Synchonising Elastic Search with SQL server

I'm involved in a project where data is aggregated from a wide variety of datasources into an SQL Server instance. The aggregation is continuous (via a polling service), and involves large volumes of data (millions of records). A set of Elastic Search indices are populated from the SQL Server data with each index containing a graph of data from across several sql tables.. Elastic search is then used to provide fast searching of records (speed is of the essence here).

The mechanism for populating and maintaining the elastic search index is under review, and this is the reason for posting:

  • What options are there for maintaining the elastic search index in this scenario?
  • Is there anything considered as best-practice?

I realise this is somewhat of an open question, but I'm looking for suggestions or opinions on what would be worth investigating. I've read some other posts on the subject, but they suggest using "rivers" which I think have now been deprecated.

It would be great if we can get some suggestions from the community...

I've just seen a webinar on using Spark to 'join' data and load into Elasticsearch. Is this a viable option for querying data from multiple relational schemas in SQL Server, sticking it together into objects and indexing into ES.

Any suggestions and advice will be appreciated!

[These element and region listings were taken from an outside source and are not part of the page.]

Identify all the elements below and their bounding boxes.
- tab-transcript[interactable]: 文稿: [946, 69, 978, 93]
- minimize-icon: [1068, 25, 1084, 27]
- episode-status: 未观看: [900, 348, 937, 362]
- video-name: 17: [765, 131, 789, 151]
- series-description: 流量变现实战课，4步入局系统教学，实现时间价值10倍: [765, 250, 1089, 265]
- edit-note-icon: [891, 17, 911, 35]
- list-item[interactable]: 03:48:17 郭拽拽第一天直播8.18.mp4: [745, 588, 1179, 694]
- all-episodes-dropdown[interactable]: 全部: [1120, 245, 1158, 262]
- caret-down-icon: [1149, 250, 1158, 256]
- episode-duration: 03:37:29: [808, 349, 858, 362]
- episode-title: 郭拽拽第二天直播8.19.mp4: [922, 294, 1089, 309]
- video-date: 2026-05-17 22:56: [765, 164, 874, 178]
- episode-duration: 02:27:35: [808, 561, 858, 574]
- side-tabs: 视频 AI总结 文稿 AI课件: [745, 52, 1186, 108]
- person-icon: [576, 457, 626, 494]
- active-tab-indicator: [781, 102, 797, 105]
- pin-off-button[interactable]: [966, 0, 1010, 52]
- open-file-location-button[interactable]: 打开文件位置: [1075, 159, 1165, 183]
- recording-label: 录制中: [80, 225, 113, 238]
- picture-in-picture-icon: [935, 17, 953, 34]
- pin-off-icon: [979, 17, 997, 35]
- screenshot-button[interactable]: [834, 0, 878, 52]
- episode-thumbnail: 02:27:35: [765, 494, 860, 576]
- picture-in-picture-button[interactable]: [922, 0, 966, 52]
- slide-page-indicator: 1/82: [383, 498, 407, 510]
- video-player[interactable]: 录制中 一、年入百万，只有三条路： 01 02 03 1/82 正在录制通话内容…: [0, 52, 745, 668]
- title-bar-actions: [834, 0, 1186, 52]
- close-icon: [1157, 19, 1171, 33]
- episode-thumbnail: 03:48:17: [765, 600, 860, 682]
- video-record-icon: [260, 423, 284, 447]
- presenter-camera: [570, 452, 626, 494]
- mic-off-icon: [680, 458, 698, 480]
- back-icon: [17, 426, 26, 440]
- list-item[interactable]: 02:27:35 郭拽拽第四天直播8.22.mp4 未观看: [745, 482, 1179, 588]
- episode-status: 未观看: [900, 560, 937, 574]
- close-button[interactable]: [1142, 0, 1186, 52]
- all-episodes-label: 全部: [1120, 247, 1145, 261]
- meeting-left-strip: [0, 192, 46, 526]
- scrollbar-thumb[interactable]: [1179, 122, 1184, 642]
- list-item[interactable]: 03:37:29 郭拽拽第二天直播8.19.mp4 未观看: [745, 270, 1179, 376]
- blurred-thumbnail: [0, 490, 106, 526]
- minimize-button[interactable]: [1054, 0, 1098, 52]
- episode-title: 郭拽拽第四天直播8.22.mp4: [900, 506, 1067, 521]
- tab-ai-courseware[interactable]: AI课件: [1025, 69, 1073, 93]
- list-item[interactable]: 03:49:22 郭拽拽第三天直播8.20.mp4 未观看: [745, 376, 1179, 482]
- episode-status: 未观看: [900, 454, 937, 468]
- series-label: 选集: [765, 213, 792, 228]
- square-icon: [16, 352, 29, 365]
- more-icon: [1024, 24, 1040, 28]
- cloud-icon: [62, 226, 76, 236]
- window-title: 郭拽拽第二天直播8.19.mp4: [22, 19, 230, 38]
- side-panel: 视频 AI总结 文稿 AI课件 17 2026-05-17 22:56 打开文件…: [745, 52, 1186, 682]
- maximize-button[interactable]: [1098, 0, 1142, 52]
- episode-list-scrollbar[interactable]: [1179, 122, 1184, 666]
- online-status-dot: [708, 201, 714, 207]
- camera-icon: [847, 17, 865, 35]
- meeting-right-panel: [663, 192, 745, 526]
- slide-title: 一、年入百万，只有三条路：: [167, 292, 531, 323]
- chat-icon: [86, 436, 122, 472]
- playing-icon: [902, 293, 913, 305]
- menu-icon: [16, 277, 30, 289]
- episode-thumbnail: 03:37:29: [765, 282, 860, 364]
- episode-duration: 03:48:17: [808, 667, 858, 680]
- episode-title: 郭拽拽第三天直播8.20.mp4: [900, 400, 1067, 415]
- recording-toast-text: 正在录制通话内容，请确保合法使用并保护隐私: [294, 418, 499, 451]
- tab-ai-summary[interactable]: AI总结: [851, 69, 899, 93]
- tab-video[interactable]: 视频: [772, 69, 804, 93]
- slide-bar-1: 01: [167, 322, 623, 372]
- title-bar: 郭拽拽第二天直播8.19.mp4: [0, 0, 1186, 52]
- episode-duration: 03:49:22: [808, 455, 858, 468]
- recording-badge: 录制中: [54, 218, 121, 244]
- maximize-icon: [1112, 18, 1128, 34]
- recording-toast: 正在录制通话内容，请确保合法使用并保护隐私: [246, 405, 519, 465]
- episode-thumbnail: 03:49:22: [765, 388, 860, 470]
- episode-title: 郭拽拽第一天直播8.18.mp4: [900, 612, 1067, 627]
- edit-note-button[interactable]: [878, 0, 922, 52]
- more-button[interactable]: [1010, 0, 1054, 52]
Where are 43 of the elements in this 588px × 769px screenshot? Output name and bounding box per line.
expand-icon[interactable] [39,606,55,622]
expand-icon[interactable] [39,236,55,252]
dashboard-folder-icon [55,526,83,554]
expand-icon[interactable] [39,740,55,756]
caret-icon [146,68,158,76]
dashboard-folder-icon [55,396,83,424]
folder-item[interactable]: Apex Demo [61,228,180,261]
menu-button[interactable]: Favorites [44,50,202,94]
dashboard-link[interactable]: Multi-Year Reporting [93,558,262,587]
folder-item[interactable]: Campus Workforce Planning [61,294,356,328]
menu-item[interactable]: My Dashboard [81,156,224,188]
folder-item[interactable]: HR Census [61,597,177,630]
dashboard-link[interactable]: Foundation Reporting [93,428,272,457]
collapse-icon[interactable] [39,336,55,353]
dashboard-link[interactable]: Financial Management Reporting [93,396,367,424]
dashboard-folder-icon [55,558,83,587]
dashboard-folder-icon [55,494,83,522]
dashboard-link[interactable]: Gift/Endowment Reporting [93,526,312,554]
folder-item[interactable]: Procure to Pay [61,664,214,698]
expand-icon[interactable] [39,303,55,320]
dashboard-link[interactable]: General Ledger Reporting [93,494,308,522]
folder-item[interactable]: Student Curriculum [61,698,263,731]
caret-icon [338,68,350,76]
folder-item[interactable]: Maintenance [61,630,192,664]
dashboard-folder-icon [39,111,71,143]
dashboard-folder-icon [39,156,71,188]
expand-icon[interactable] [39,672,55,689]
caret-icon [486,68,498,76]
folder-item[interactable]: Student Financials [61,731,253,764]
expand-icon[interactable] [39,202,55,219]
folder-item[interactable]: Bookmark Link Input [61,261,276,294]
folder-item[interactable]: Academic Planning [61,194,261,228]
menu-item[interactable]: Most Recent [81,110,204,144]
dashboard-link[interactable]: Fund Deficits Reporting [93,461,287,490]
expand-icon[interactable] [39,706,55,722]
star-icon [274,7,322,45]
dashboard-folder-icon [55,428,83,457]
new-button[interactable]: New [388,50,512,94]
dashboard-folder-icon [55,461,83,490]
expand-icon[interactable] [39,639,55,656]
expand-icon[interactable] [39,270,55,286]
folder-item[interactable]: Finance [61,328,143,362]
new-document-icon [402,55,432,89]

[Note: I'm a colleague of RikRak]

1 Like

I shared most of my thoughts there: http://david.pilato.fr/blog/2015/05/09/advanced-search-for-your-legacy-application/

Basically, I'd recommend modifying the application layer if possible and send data to elasticsearch in the same "transaction" as you are sending your data to the database.

Thanks David. I'll take a look at this.

This topic was automatically closed 28 days after the last reply. New replies are no longer allowed.